Once again I find myself discovering poetry by a poet I’ve heard about but never got around to reading. Until now that is. This book, – a ‘Collected Poems’ more or less, – is a real treat. Written in chronological order these poems represent a lifetime’s work from the pen of a writer who, unusually, writes about manual labour, as well as swimming, politics, literature, unemployment, class, sexual matters and an array of other subjects. These poems are deceptively sophisticated, often rhythmically intriguing, surprisingly moving and complex in the range of emotion and of thinking they deploy. There are performance pieces and some wonderful pastiches including the following which takes a commonly reworked classic and gives it a somewhat new spin:
DIS IS JEST TUH SAY LIEKE
dat I scoffed
yoo id in
duh freezuh Kumpartmunt
yooz wuz praps
fuh laytuh like
it wuz jaamtastick
aan reeuhlee baaraaas
(Translated from the American
Of William Carlos Williams)
His Cardiff-based dialect poetry is a key aspect in performance though I have to say the above looks and sound like Geordie to me (what do I know?) and hilariously funny. The fact that he can hint towards John Ashbery and Wallace Stevens, while also writing direct and convincing poems about the dangers and realities of working as a roofer, for example, suggest a breadth of experience which still seems rare in the ‘exalted’ field of poetry.
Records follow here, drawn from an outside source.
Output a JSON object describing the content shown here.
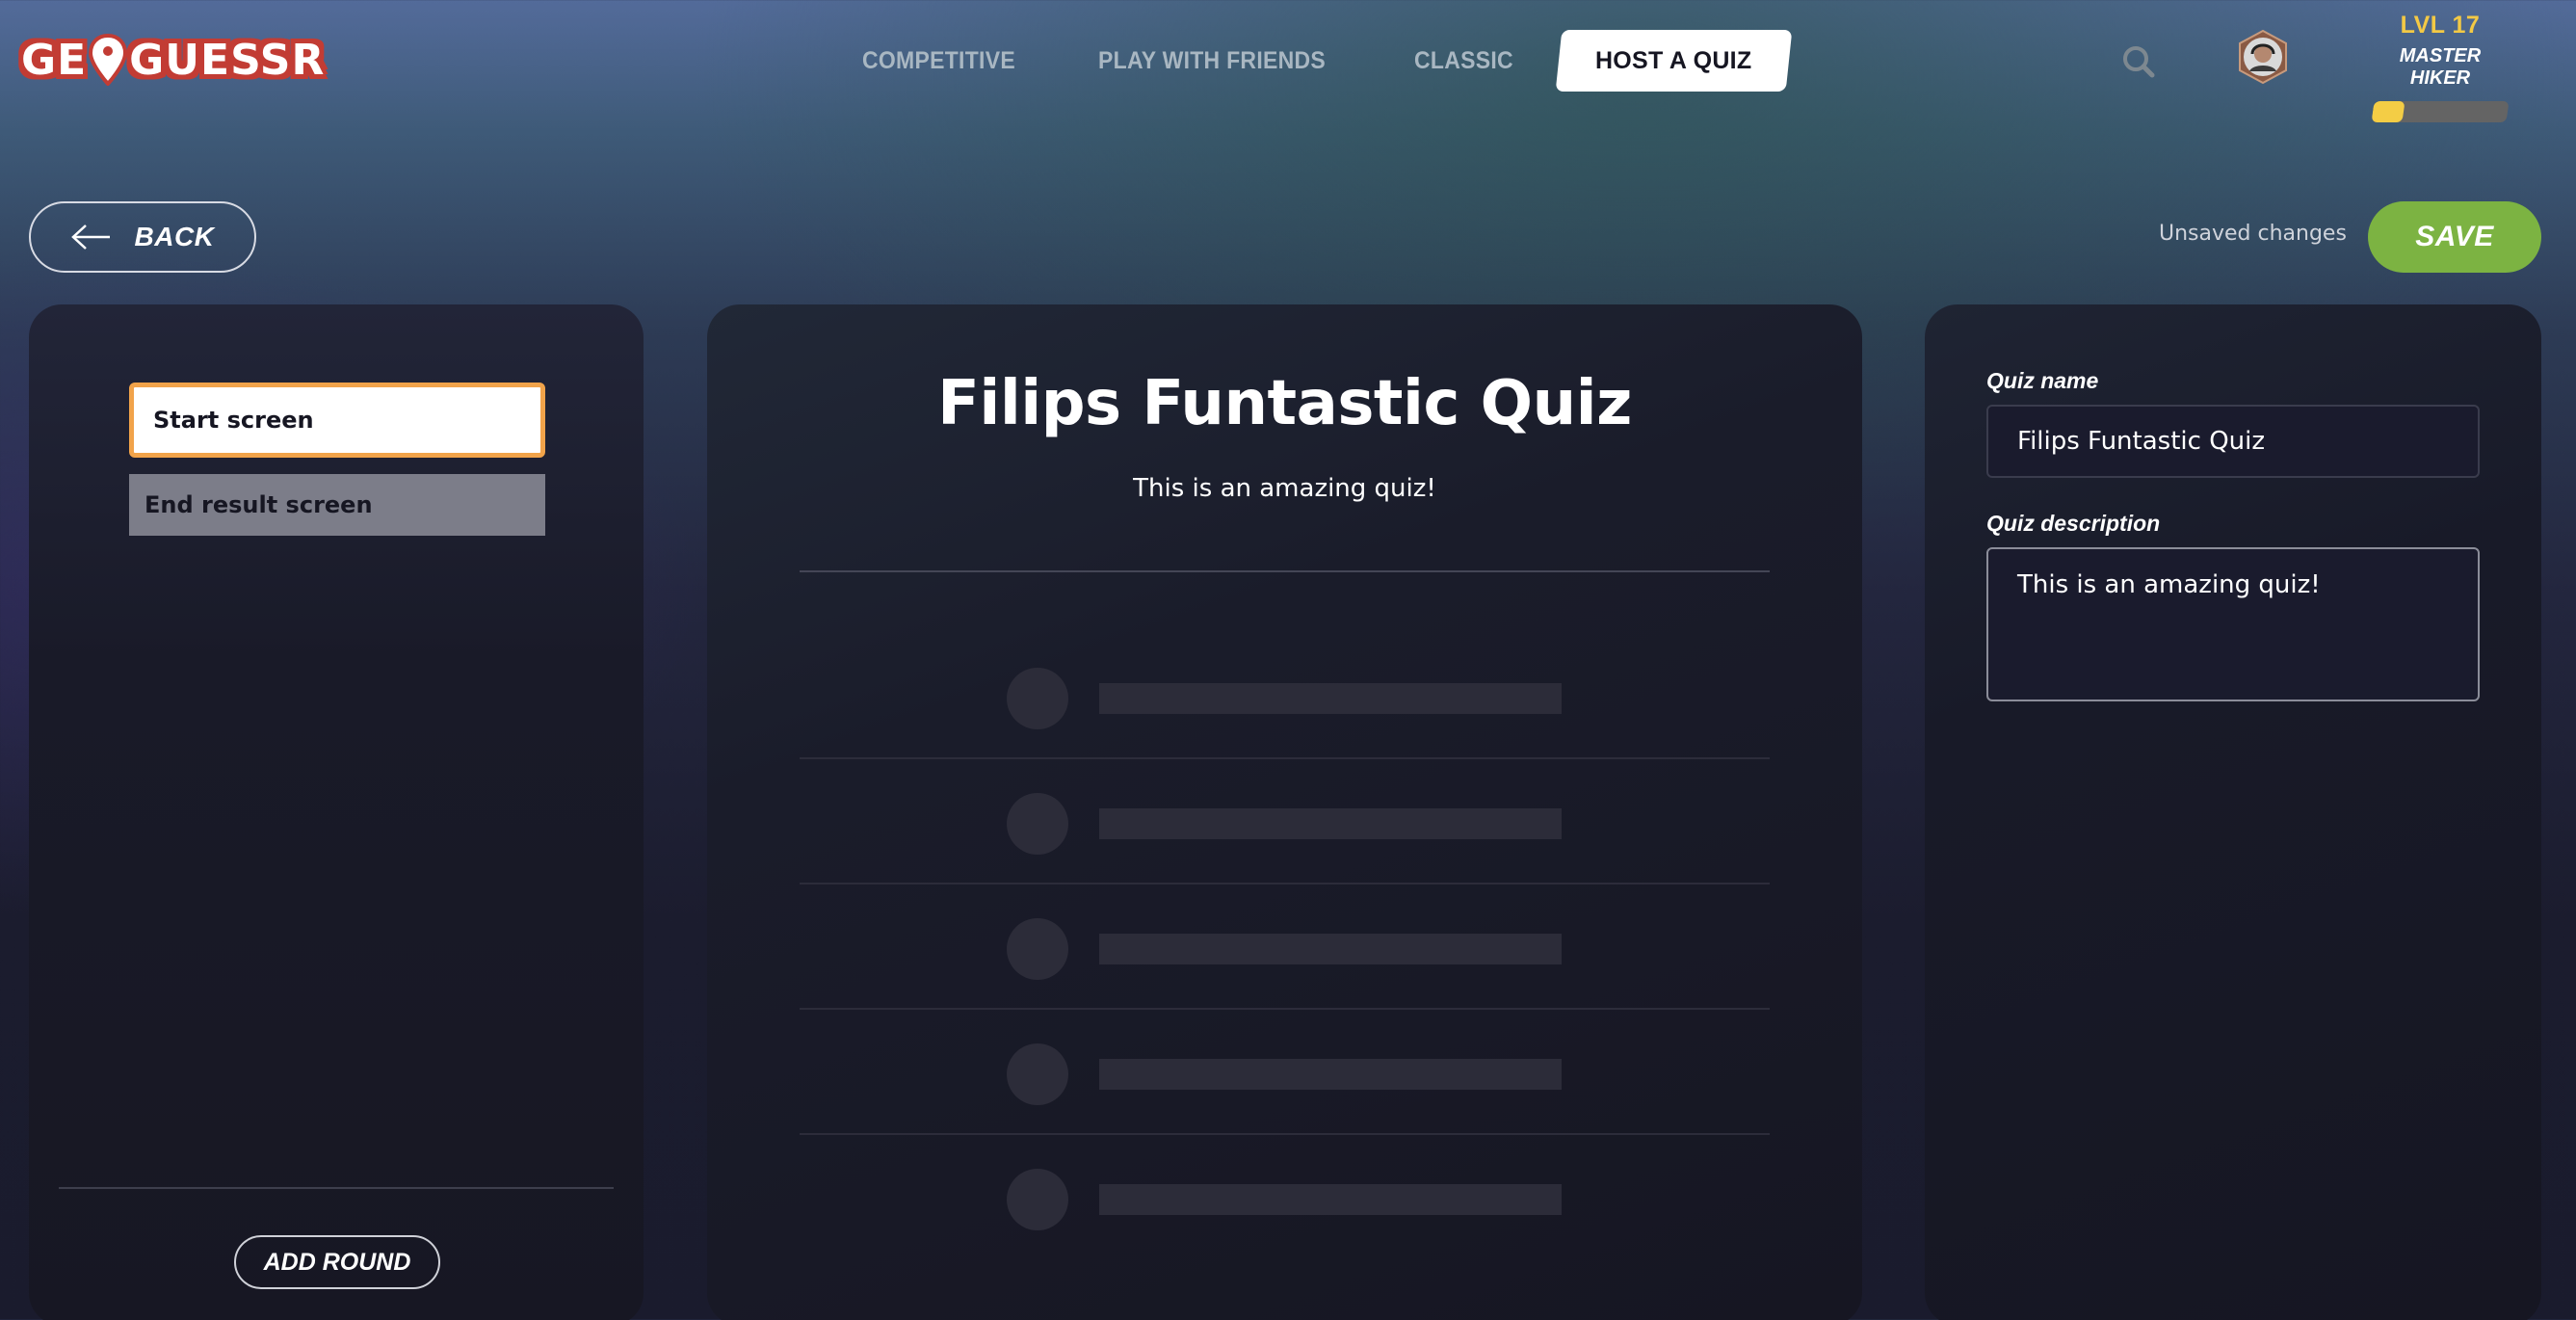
{
  "brand": {
    "logo_text_left": "GE",
    "logo_text_right": "GUESSR",
    "logo_color": "#c23c34"
  },
  "nav": {
    "items": [
      {
        "label": "COMPETITIVE",
        "active": false
      },
      {
        "label": "PLAY WITH FRIENDS",
        "active": false
      },
      {
        "label": "CLASSIC",
        "active": false
      },
      {
        "label": "HOST A QUIZ",
        "active": true
      }
    ]
  },
  "user": {
    "level_label": "LVL 17",
    "rank_title": "MASTER HIKER",
    "xp_progress_percent": 23,
    "level_color": "#f3c945"
  },
  "toolbar": {
    "back_label": "BACK",
    "status_text": "Unsaved changes",
    "save_label": "SAVE",
    "save_color": "#7cb342"
  },
  "screens_panel": {
    "items": [
      {
        "label": "Start screen",
        "selected": true
      },
      {
        "label": "End result screen",
        "selected": false
      }
    ],
    "add_round_label": "ADD ROUND",
    "selected_border_color": "#f1a34a"
  },
  "preview": {
    "title": "Filips Funtastic Quiz",
    "description": "This is an amazing quiz!",
    "placeholder_rows": 5
  },
  "settings": {
    "quiz_name_label": "Quiz name",
    "quiz_name_value": "Filips Funtastic Quiz",
    "quiz_description_label": "Quiz description",
    "quiz_description_value": "This is an amazing quiz!"
  }
}
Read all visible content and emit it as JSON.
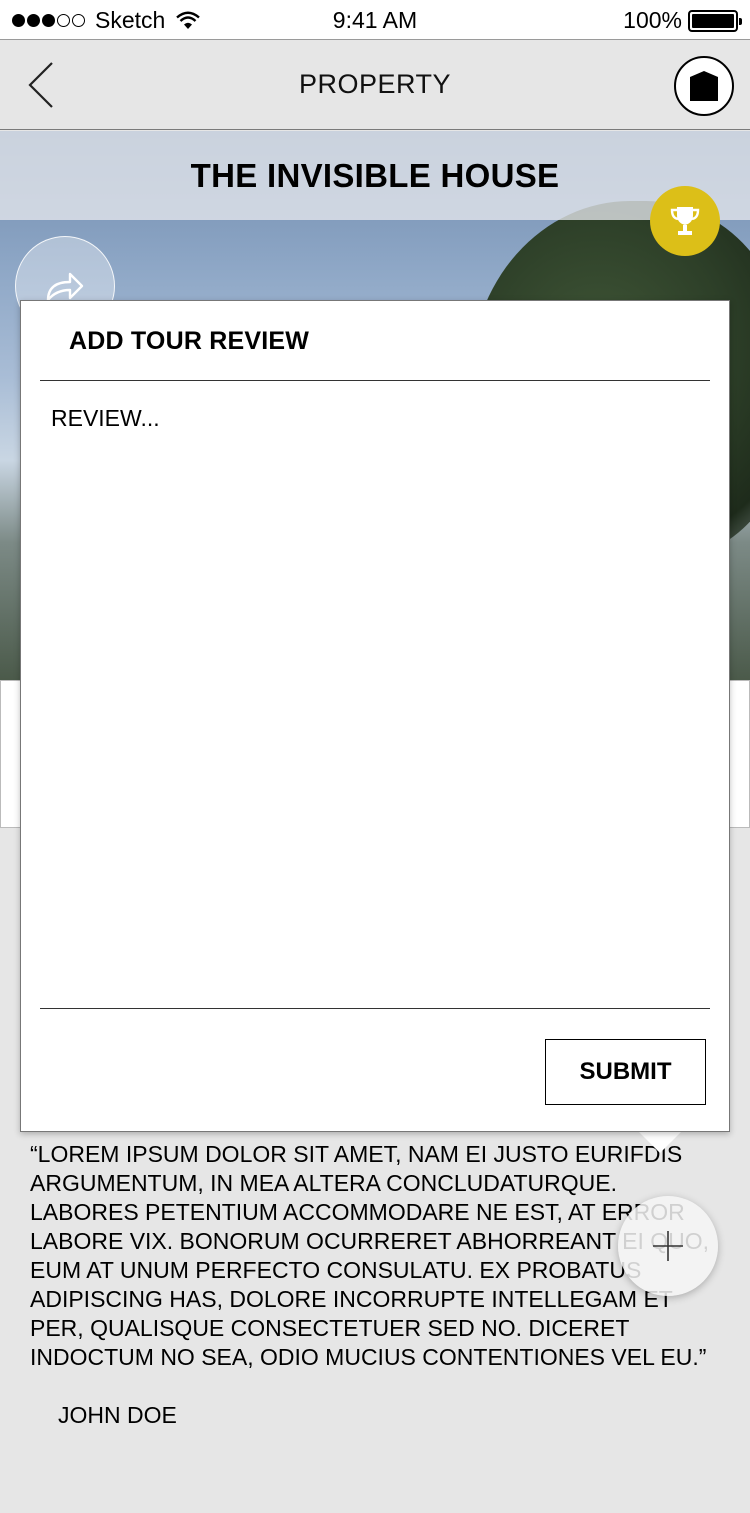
{
  "status_bar": {
    "carrier": "Sketch",
    "time": "9:41 AM",
    "battery": "100%",
    "battery_level": 1.0
  },
  "nav": {
    "title": "PROPERTY"
  },
  "hero": {
    "title": "THE INVISIBLE HOUSE"
  },
  "modal": {
    "title": "ADD TOUR REVIEW",
    "review_placeholder": "REVIEW...",
    "submit_label": "SUBMIT"
  },
  "review": {
    "quote": "“Lorem ipsum dolor sit amet, nam ei justo eurifdis argumentum, in mea altera concludaturque. Labores petentium accommodare ne est, at error labore vix. Bonorum ocurreret abhorreant ei quo, eum at unum perfecto consulatu. Ex probatus adipiscing has, dolore incorrupte intellegam et per, qualisque consectetuer sed no. Diceret indoctum no sea, odio mucius contentiones vel eu.”",
    "author": "JOHN DOE"
  },
  "colors": {
    "accent": "#dcbf18",
    "background": "#e6e6e6"
  },
  "icons": {
    "back": "chevron-left-icon",
    "logo": "logo-icon",
    "trophy": "trophy-icon",
    "share": "share-icon",
    "add": "plus-icon"
  }
}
In ‘Walkabout’ from the late section entitled ‘Winter Cycling’ he writes about dementia in a manner which takes your breath away:
Mid-winter, middle of the night, breath
billowing icy white, his mother’s in a hurry
to see her parents who died thirty years ago
happily wearing just slippers and night gown.
Like his fellow countryman Peter Finch, Mills is able to write effective traditional poems while also working in a more experimental fashion. The link between page and performance is an important aspect of these varied approaches.
From ‘When Scaffolders Howl’ we get the following:
Every scaffolding gang I have ever worked with
will, at some point, tip their heads back and let rip
howling like a wild pack of wolves at a full moon.
Yet at day’s end they’ll squash into lorries and vans
to travel home weary, thirsty, laughter quieter
till the next morning gathers them together again.
It’s so easy to relate to the above and it’s done without any suggestion of sentimentality or affectation. As an ex-swimmer of a certain age I found ‘The Resolutionists’ to be a mix of wicked humour and cautionary tale:
Back at the shallow end’s comparative safety
we guestimate that by February this will be over
when the resolutionists, who do it to get healthy,
in the hope of living longer, have all inflicted
injuries or done permanent damage or just died.
Few survive as swimmers. One may become a regular,
although this is extremely rare, but until then
The ambulances are lined up outside like fire engines.
Elsewhere the swimming imagery is more upbeat (‘The Last Swim in Empire’) where we get ‘Carousing with dolphins, / splashing curious seagulls / and shadow boxing nervous sharks.’
I’ve only read through this collection once and I’m sure it’s one I shall dip into again and again. There are sound poems and romantic pieces, humour in abundance, often juxtaposed with much darker material which takes you aback and makes you think as well as feel. In short, it’s a huge cornucopia and one that I feel I’ve just scraped the surface of. Dip in and enjoy.